Public awareness and support for secondary health data use may vary by health care experience and participant demographics. England provides an example of a centralised “opt out” for secondary use of anonymised health data. We explored the awareness, support for and concerns about anonymised healthcare data secondary use and the NHS data opt-out system amongst patients, carers, healthcare staff and the public within the West Midlands.


A patient and public engagement program was completed, including patient and public workshops, questionnaires regarding anonymised health data use and feedback discussion groups.

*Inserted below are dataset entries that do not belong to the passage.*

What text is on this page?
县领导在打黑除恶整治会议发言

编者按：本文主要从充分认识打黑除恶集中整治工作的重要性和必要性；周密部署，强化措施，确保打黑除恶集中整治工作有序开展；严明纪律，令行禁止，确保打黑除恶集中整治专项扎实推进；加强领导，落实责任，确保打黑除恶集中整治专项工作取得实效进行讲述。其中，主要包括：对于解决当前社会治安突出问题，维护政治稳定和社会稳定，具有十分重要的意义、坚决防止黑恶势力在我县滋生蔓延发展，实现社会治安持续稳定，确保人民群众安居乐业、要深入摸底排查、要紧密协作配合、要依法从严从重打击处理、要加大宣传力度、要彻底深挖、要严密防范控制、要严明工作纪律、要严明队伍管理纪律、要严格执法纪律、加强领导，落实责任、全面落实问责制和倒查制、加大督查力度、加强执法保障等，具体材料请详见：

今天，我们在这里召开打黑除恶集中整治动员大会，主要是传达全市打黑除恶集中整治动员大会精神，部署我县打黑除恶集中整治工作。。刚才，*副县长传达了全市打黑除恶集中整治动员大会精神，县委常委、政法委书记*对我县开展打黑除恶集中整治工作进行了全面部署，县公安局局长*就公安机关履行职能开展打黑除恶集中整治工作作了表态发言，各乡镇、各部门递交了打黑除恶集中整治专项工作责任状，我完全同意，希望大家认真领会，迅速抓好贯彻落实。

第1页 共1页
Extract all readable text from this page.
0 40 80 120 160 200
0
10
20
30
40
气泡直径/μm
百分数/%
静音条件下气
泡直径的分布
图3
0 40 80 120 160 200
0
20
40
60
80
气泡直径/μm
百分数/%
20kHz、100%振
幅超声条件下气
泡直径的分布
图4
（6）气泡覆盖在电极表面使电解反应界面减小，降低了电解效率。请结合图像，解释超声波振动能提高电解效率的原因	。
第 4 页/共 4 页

Central concerns for health data use included unauthorised data re-use, the potential for discrimination and profit generation without patient benefit. Key priorities were projects leading to patient benefit, oversight by the NHS as a trusted organisation, increasing awareness of the NHS data opt-out, and ongoing public/patient involvement. Questionnaires showed 31.8% were aware of the NHS data opt-out. 93.8% were happy for their data to be used for NHS research, 84.8% for academic research and 68.4% by health companies. However, opinion varied with demographics (age, gender or public, patient, NHS staff and volunteers). Agreed action points for health data use were education regarding the National Data Opt-Out, public involvement in data requests, NHS oversight, and transparency.


Use of anonymised healthcare data for secondary purposes is acceptable to most patients, carers and healthcare workers. However, awareness is limited, and initiatives to publicise potential benefits are needed amongst patients, healthcare staff and the public.